Allerta rossa per la democrazia in Venezuela

Il massimo organo del potere giudiziario ha avocato a sé le funzioni del potere legislativo, controllato dall'opposizione, con una sentenza che non cita un solo articolo della Costituzione che possa giustificarla in qualche modo.

La situazione in Venezuela sta prendendo una piega preoccupante. Se finora si stava cercando di muovere le acque per ripristinare il dialogo tra governo e opposizione – che ha la maggioranza nel parlamento unicamerale -, la sentenza emessa ieri dal Supremo tribunale di sospendere le attribuzioni del Parlamento ed assumerle fino a che permanga lo stato di inottemperanza dell’Assemblea legislativa, è un grave attentato all’ordine democratico che potrebbe far precipitare la situazione ed imboccare un tunnel dal quale è difficile prevedere la via d’uscita.

La risoluzione del Supremo tribunale, tra l’altro, è stata emessa senza che nessuna norma della Costituzione preveda un caso del genere, né che sia istituita una gerarchia tra i poteri dello Stato. Viene da chiedersi se anche il potere esecutivo o quello elettorale o quello cittadino (le disposizioni costituzionali riconoscono che i poteri dello Stato sono cinque), non possano fare lo stesso. Il che supporrebbe il caos istituzionale.

Tra l’altro, la decisione è stata fatta conoscere in un comunicato nel quale si dichiara disobbediente il parlamento per non aver adempiuto alle funzioni previste per la modifica del regime di alcune attivitá in materia di idrocarburi. Come dire che un provvedimento del genere c’entra come i cavoli a merenda.

Martedí scorso, 20 Paesi membri della Organizzazione degli Stati americani (Osa) avevano votato un documento nel quale, in modo abbastanza vago, si invitava l’organismo a spendere i suoi buoni uffici per cercare di ricomporre lo scontro istituzionale in atto in Venezuela – da quanto l’opposizione ha conquistato elettoralmente la maggioranza assoluta in parlamento -. Lo scontro tra governo (appoggiato dalla giustizia e dal potere elettorale) e il potere legislativo ha portato infatti a una situazione bloccata nella quale nè il “chavismo”, nè l’opposizione riescono a superare posizioni irriconciliabili profetizzando conseguenze apocalittiche nel caso che l’uno o l’altra prevalgano definitivamente.
Per il segretario generale della Osa, Luis Almagro, esistono gli estremi per l’appliazione della “clausola democratica” che prevede la sospensione di un Paese membro nel caso si interrompa l’ordine democratico. Almagro sostiene che gli ostacoli frapposti per impedire un referendum sulla continuità del mandato del presidente Nicolás Maduro, la sospensione delle elezioni locali, la dichiarazione di nullitá di tutti gli atti del potere legislativo, applicata del Supremo tribunale e la presenza di prigionieri politici configura gli estremi per applicare tale sanzione. Ma finora era dubbioso se sarebbero stati ottenuti i voti necessari per applicarla. Gran parte della regione era propensa piuttosto a dare al dialogo tra le parti nuove chance.

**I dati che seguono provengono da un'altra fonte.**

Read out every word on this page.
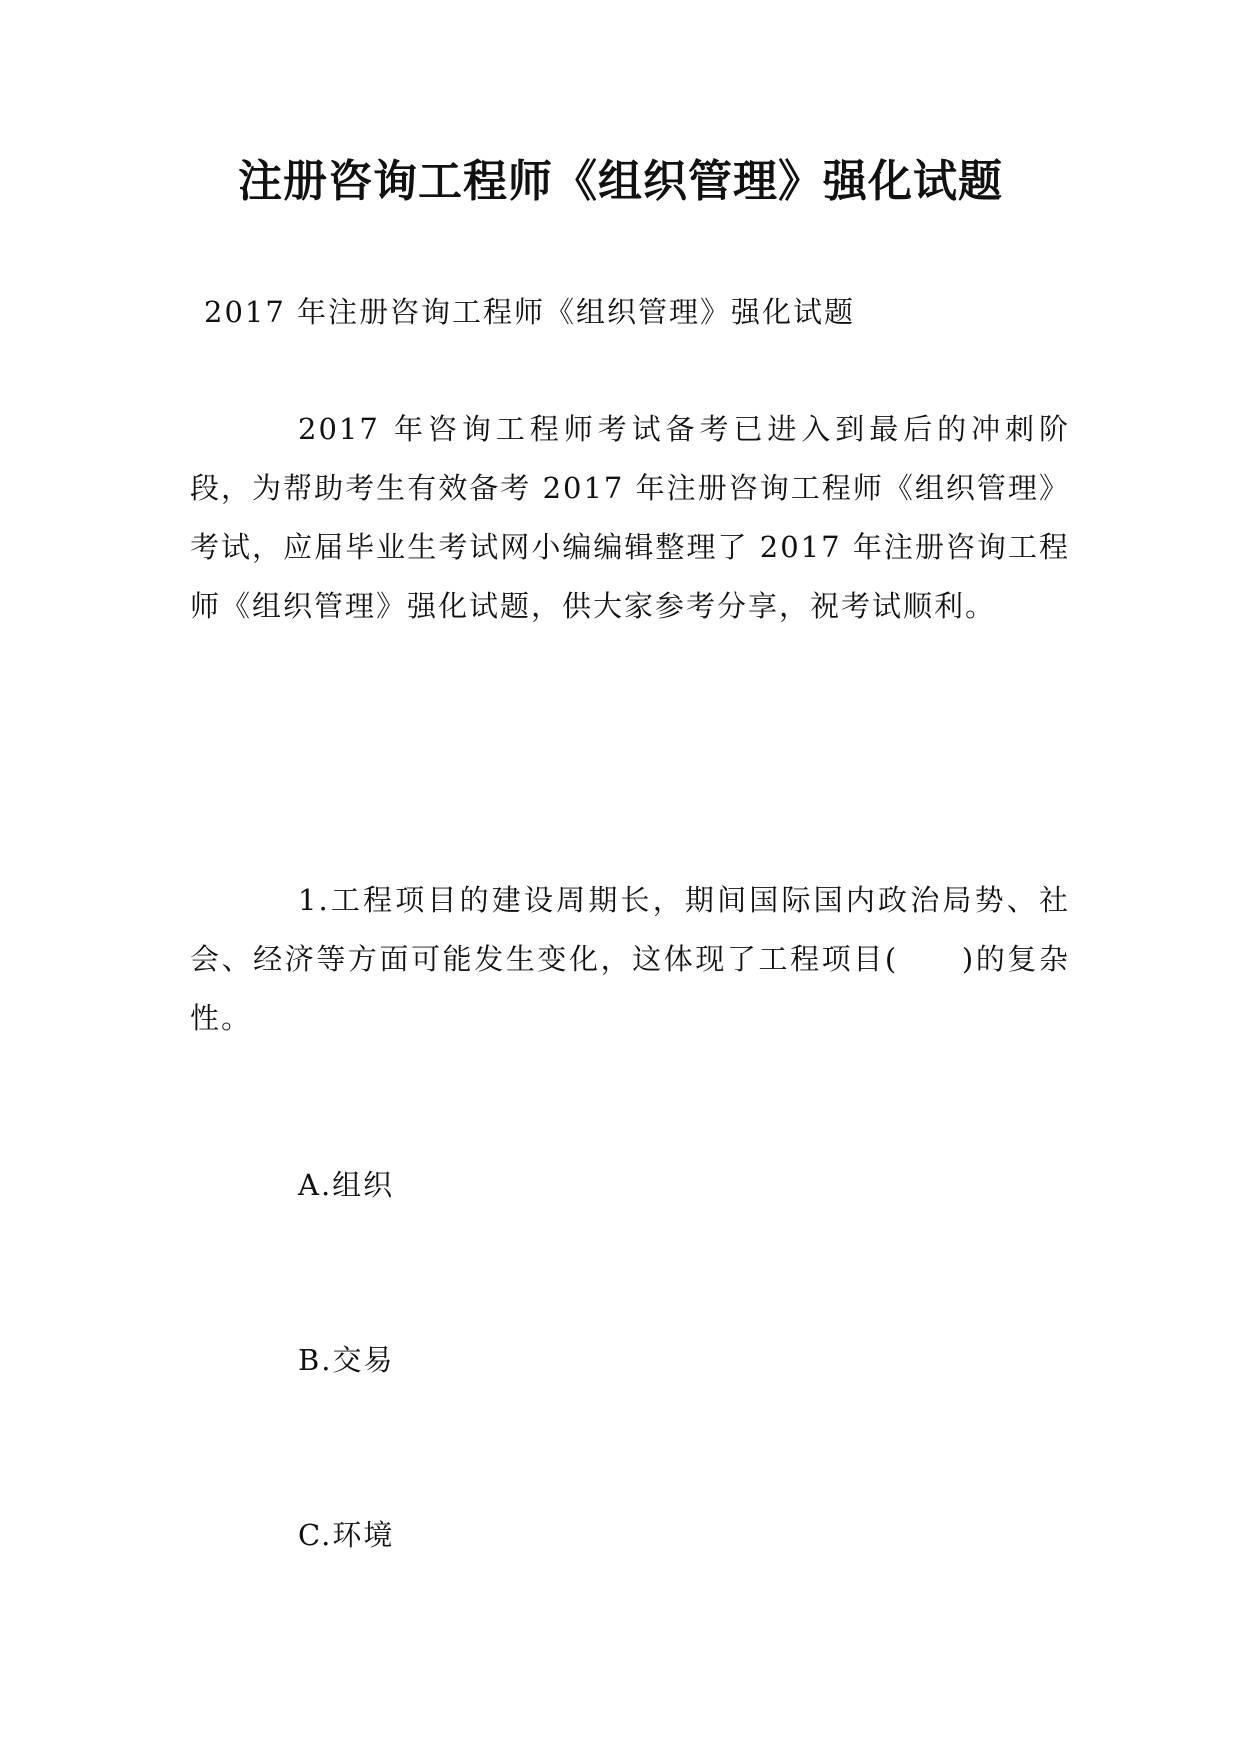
注册咨询工程师《组织管理》强化试题

2017 年注册咨询工程师《组织管理》强化试题

2017 年咨询工程师考试备考已进入到最后的冲刺阶段，为帮助考生有效备考 2017 年注册咨询工程师《组织管理》考试，应届毕业生考试网小编编辑整理了 2017 年注册咨询工程师《组织管理》强化试题，供大家参考分享，祝考试顺利。

1.工程项目的建设周期长，期间国际国内政治局势、社会、经济等方面可能发生变化，这体现了工程项目(　　)的复杂性。

A.组织

B.交易

C.环境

La sentenza del Supremo tribunale di ieri pare proprio confermare che, invece, si sia di fronte a una negazione di elementi fondamentali dello stato di diritto. Il tutto nel mezzo di una crisi economica e sociale dai risvolti drammatici. L’inflazione è praticamente fuori controllo (siamo nell’ordine del 700%), scarseggiano beni di consumo di ogni tipo e specialmente le medicine. Il governo chavista non ha consentito l’arrivo di derrate di beni di prima necessità, mentre la delinquenza spadroneggia per le strade delle grandi città, tra le più insicure del pianeta. Il Perù ha ritirato il suo ambasciatore, il Cile manifesta preoccupazione. L’Argentina attraverso il suo presidente, Macri, ha fatto appello a ricomporre l’ordine democratico e per il segretario generale Almagro siamo di fronte a un “auto colpo di Stato”. Anche Usa e Unione europea hanno condannato la decisione presa dalla giustizia.

D’altro canto, sono veramente scarsi i risultati ottenuti dagli sforzi di mediazione prodotti da un trio composti da ex presidenti della regione e dall’ex capo di governo spagnolo, José Luis Rodríguez Zapatero, insieme alla Unasur ed alla Santa Sede. La costituzione di un ambito di dialogo ufficiale non ha potuto condurre alla ragione le parti, ciascuna convinta che l’altro sia il male assoluto.

È difficile prevedere gli sviluppi di una crisi che sta avvolgendo il Paese in un clima poco respirabile, polarizzato oltre ogni limite e scosso dal permanente disagio della popolazione e da un sistema democratico che appare fuori rotta mentre il governo non pare sappia che pesci pigliare. Se non si recupera un minimo di senso dello Stato e del bene comune, il futuro non promette niente di buono.